Here I am, alone. He and the brat are upstairs watching cartoons. I don’t like the cartoon shows they have on tv, so I’m not taking part in that. I tried to go to the grocery store but I’ve been informed that I need to wait until the brat is gone. I have no idea why, but I’m supposed to wait. What the fuck?
I started a new shrug for myself this morning. I hope it turns out good. It’s a really pretty teal mohair and I’m going to incorporate beads into the sleeves. Mohair is kind of a pain in the ass to work with, but so far I’m enjoying it. I decided it really was time to get back to making things for myself. Besides, that lousy bastard doesn’t deserve another mitten.

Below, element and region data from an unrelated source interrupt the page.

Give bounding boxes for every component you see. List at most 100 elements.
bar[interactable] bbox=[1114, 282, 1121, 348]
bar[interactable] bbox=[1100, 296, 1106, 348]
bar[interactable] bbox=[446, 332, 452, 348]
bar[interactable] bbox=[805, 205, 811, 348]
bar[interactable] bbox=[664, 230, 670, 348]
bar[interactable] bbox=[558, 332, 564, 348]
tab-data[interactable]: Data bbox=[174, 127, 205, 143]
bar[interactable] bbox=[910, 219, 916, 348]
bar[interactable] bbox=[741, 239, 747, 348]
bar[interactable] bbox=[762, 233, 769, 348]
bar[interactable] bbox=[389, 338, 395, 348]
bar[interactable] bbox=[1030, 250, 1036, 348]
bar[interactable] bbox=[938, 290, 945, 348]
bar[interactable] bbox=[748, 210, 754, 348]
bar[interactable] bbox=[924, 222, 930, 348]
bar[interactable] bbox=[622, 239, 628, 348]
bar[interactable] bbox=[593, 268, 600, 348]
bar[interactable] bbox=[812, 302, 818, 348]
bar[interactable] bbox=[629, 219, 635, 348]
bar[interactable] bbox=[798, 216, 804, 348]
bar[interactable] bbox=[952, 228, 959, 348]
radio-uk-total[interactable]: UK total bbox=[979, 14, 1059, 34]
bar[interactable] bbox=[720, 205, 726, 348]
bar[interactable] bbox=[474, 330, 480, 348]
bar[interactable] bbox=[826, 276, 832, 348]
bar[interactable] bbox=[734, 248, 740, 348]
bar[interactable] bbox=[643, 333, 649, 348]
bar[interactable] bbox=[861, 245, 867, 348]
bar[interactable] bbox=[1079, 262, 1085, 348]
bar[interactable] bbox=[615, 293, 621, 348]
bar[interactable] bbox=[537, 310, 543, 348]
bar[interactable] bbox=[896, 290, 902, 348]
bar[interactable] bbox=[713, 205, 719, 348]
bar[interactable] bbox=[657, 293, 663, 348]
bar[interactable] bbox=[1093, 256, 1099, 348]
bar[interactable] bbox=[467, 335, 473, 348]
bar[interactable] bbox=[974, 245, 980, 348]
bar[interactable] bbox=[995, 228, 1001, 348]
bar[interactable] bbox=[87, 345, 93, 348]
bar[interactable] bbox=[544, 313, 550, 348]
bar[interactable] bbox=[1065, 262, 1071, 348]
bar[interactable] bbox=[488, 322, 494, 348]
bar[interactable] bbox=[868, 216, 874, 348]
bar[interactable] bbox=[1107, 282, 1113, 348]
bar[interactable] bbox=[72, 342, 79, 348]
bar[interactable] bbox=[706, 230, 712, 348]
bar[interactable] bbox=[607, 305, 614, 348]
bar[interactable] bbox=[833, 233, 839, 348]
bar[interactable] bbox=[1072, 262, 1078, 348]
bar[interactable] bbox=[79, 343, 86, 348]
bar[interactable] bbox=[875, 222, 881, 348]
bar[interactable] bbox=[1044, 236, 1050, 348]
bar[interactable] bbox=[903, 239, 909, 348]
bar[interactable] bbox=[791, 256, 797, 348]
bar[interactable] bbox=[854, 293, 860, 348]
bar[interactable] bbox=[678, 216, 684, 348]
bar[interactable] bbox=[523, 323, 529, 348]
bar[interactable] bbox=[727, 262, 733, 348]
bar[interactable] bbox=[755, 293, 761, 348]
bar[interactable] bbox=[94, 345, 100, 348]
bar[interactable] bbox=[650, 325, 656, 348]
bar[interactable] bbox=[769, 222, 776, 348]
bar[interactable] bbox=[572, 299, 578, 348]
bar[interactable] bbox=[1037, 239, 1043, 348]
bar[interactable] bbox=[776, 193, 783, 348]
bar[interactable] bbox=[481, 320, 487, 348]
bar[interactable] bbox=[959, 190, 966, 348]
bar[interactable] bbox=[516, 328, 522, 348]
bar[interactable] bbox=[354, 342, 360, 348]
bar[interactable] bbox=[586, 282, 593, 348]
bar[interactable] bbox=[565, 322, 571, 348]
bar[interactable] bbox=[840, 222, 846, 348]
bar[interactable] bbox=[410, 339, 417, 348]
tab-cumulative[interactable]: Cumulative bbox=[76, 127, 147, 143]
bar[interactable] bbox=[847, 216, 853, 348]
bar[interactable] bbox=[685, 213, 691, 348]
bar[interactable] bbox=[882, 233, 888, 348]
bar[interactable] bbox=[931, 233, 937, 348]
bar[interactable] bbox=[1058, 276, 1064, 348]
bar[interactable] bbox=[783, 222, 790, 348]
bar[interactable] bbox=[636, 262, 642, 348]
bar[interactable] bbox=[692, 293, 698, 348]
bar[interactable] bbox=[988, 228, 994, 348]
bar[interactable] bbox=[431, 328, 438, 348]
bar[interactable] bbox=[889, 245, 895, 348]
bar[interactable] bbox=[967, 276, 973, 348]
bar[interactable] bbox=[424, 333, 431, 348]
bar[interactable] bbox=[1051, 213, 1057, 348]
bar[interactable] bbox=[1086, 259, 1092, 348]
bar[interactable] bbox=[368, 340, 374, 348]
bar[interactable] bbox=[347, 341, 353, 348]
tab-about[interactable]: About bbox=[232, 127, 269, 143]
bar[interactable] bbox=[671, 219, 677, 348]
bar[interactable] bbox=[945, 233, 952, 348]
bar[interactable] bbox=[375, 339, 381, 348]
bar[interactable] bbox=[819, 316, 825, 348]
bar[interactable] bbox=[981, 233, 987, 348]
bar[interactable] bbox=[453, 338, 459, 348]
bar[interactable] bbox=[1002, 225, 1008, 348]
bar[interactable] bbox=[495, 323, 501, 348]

I’m still grumpy cuz he’s still being a bastard. He thinks he’s getting sex this afternoon. WRONG. I want nothing to do with him.

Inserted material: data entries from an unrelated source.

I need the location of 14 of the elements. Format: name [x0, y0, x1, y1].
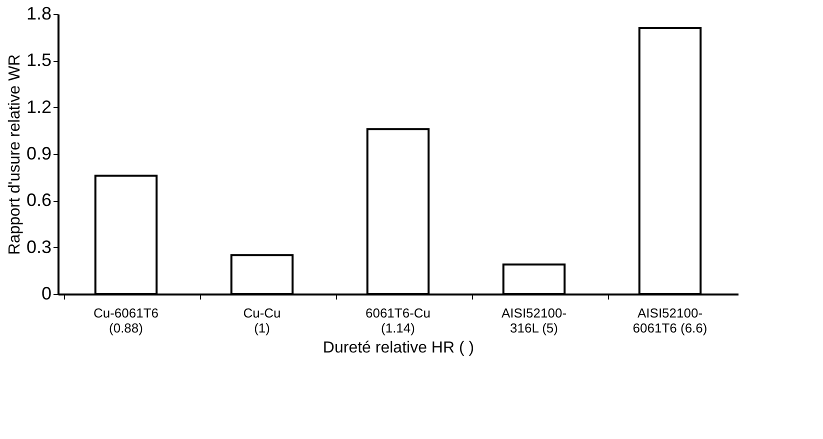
- y-tick-label: 0: [41, 284, 52, 304]
- y-tick-label: 0.9: [26, 144, 52, 164]
- x-tick-label: AISI52100- 6061T6 (6.6): [632, 306, 708, 336]
- y-axis-title: Rapport d'usure relative WR: [6, 54, 24, 255]
- y-tick-label: 1.8: [26, 4, 52, 24]
- x-tick-label: 6061T6-Cu (1.14): [365, 306, 431, 336]
- y-tick-label: 1.2: [26, 96, 52, 117]
- x-tick-label: Cu-6061T6 (0.88): [93, 306, 159, 336]
- x-axis-title: Dureté relative HR ( ): [322, 340, 474, 356]
- x-tick-label: AISI52100- 316L (5): [501, 306, 567, 336]
- y-tick-label: 1.5: [26, 50, 52, 70]
- y-tick-label: 0.3: [26, 236, 52, 257]
- x-tick-label: Cu-Cu (1): [243, 306, 281, 336]
- y-tick-label: 0.6: [26, 190, 52, 210]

And really, he doesn’t seem to want anything to do with anyone else. We haven’t done anything since the brat has been here besides watch tv. Last night it was a movie, today it’s cartoons. We haven’t done any craft projects or really anything. And he’s content with this. Truly a terrible father.
I guess I’ll hide down here and knit all day. God knows I’ve got plenty of other things I should be doing, but if he’s doing nothing, then so am I.
The mood is shit, pure and utter shit. I’m feeling a borderline episode coming on and there he sits, glued to the tv and his fucking Nook doing NOTHING. Why in the name of all that is holy am I still with that piece of shit???
I really don’t want to get any alcohol for tonight. I can’t even begin to imagine what tonight holds in store. He hasn’t really gotten drunk in awhile now and I’ve pretty well gotten used to having him sober. But I know if I tell him that he can’t drink tonight that he’ll just go behind my back and do it anyway. Better to have it out in the open and know what’s going on than to have him sneak off in the middle of the night.
Maybe I should just make my stand and go to the store anyway.